Rev. Dr. Floyd Flake, pastor of the Cathedral of the Allen AME, and Judy Vredenburgh, president and chief executive officer of Big Brothers Big Sisters of America, announced the partnership during each of the church's three masses.
"We are proud of our mentoring results, but what we've done by bring in the Big Brothers and Big Sisters is to elevate our mentoring programs, " Flake told the congregants at the 11:30 a.m. mass. "We need mentors, not folks who talk about the number of kids off in jail and not in school. We need people to do something about it."
He said U.S. Rep Gregory Meeks (D-St. Albans) and state Sen. Malcolm Smith (D-St. Albans) will be mentors in program, and if the two busy politicians have the time and energy to help kids, everyone in the congregation has the time.
"This is a tremendous partnership between Allen AME and Big Brothers Big Sisters," said Vredenburgh. "Rev. Flake has really gotten behind mentoring, and getting involved dramatically changes the kids' lives."
She said it was the first partnership that her organization has developed with a church. The model should bring more adult mentors into Big Brothers and Big Sisters and serve as the archetype for the rest of the country, she said.
The Allen AME at 110-31 Merrick Blvd. in Jamaica is one of the largest churches in New York City. It was founded in 1834 and serves thousands of people in southeast Queens with outreach ministries that affect the lives of community members.

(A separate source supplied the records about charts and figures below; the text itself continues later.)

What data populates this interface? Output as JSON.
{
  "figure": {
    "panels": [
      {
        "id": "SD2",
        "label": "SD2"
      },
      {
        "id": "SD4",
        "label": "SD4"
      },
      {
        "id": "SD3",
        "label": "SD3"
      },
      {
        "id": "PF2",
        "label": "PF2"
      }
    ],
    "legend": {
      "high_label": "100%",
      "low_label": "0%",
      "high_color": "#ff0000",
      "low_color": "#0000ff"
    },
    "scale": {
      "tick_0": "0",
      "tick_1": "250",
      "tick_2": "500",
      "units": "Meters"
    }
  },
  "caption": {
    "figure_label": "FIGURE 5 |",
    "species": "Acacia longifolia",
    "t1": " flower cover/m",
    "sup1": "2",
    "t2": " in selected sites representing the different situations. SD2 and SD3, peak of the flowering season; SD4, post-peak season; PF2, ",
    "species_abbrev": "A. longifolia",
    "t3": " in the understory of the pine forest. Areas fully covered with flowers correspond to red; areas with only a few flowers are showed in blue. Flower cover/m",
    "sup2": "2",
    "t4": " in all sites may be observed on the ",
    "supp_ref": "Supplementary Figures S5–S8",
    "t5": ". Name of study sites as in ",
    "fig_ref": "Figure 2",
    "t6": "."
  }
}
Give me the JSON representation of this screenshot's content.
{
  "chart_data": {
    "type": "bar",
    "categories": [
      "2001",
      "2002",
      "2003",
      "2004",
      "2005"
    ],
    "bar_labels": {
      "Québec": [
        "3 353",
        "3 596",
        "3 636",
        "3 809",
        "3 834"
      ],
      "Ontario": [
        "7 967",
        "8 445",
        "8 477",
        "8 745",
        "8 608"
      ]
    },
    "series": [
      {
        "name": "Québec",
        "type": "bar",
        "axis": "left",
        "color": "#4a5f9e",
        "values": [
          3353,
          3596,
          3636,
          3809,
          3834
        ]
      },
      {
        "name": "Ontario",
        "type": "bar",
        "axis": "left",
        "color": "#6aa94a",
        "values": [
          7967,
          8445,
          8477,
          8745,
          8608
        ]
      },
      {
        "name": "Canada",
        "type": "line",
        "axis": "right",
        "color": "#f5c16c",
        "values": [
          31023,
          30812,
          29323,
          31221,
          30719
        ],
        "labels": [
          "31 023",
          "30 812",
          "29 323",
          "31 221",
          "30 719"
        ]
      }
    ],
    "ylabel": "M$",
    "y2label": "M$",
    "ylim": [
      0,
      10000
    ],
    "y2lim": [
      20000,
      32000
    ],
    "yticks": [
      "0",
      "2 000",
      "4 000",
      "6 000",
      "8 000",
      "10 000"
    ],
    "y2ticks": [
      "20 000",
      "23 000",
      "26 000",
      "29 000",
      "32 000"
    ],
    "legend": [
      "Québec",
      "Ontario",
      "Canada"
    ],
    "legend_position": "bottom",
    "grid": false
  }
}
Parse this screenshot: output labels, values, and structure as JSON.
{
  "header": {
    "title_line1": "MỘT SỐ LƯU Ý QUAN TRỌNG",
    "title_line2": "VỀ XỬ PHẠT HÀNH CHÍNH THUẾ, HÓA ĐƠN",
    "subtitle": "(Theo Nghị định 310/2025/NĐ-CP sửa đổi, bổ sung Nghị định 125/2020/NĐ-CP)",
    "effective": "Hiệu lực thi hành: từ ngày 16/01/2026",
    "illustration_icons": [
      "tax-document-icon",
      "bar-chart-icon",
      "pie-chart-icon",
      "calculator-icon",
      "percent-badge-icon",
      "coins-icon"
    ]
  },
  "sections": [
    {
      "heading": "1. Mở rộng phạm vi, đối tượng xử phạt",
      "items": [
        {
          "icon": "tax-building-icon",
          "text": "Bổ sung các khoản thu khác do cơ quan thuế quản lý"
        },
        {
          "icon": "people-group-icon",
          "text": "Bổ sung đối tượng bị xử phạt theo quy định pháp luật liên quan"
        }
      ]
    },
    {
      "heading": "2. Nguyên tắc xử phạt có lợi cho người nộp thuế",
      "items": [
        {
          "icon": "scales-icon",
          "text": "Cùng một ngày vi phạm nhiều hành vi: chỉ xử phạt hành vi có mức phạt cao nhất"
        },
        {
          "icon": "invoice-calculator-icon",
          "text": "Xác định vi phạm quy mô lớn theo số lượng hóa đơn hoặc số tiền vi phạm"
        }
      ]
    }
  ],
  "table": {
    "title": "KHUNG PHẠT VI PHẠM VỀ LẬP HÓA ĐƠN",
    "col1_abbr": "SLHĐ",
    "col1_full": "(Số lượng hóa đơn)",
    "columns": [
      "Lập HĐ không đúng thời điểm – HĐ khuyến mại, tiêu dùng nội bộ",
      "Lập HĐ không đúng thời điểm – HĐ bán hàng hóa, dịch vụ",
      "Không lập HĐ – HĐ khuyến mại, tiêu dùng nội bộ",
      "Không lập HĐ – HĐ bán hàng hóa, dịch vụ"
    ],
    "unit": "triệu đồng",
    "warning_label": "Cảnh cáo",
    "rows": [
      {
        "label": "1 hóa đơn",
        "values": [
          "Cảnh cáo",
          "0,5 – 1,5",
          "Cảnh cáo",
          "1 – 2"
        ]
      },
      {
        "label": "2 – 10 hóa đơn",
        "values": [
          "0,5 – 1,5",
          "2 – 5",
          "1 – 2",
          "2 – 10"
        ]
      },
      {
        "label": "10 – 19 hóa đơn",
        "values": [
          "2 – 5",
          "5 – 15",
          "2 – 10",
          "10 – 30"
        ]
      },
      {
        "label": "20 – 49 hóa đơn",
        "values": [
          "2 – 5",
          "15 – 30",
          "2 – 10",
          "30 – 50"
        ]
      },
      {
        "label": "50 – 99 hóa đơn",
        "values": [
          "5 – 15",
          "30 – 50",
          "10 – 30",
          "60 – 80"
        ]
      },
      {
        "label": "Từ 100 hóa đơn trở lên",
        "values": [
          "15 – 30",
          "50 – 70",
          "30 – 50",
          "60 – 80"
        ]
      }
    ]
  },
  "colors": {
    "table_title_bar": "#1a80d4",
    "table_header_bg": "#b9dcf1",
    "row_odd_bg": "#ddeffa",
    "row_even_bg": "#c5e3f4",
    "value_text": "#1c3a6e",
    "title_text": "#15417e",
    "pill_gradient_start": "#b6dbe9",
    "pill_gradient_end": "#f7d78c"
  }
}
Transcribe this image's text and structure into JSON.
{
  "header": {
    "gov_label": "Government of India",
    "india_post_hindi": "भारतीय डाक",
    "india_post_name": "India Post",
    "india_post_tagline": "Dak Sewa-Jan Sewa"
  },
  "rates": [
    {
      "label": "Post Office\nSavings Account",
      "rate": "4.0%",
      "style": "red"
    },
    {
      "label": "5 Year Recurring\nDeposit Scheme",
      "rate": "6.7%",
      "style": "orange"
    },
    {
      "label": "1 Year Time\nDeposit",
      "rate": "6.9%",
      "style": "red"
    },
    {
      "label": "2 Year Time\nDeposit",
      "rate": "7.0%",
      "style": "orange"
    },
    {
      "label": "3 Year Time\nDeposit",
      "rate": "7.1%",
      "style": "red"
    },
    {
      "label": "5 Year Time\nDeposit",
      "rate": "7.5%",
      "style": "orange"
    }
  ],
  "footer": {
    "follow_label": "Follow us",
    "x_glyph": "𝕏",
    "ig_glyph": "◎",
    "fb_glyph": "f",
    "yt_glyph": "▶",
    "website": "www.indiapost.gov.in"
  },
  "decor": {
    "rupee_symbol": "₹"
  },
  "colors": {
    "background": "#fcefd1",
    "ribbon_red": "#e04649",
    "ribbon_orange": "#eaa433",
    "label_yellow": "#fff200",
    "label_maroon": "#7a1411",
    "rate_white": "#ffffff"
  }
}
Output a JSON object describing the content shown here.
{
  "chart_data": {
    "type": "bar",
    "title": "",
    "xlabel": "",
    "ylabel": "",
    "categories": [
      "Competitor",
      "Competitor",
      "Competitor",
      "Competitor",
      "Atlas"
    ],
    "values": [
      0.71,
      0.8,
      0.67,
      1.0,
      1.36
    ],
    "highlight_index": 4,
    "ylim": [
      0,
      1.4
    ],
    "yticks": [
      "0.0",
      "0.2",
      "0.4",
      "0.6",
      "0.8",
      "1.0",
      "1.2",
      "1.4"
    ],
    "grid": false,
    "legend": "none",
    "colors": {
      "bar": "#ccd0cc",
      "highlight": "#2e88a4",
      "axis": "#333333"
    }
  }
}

Big Brothers and Big Sisters of New York City began in 1904 as the first formalized mentoring program in the United States. The organization trains and monitors adults who want to spend six to 10 hours a month with school age children.
A recent study conducted by George Washington University found that 87 percent of the children who participated in Big Brothers Big Sisters of New York showed improved self-esteem, 76 percent stayed out of trouble with the law, 68 percent improved their school attendance and grades, and 67 percent improved their family relationships.
Rodeena Kirton, the program director, said the church's existing mentoring program has about 75 adults and it hopes to bring in another 100 over the course of a year. The existing programs will be shifted to the BBBS's program umbrella.
"A lot of the children in the program will come from the church, but it is not a requirement," she said. "We want to expand the mentoring within the community. We are receiving calls from mothers from the community who need mentoring for their children."
She said the program can make a difference with youth because the mentor provides an outside perspective.
Studies have shown that one-on-one mentoring improves children's attitudes about themselves and school, Kirton said. The effect on the children might not be very obvious in the beginning, but latter in life the benefits will be seen, she said.
"This is a win-win collaboration," Flake said. "Our community wins from the positive influence of mentoring, our youngsters win since their mentors - as dedicated family, career and community members - will provide them with a different perspective on life and a chance to flourish, and these mentors win as they watch their efforts bloom."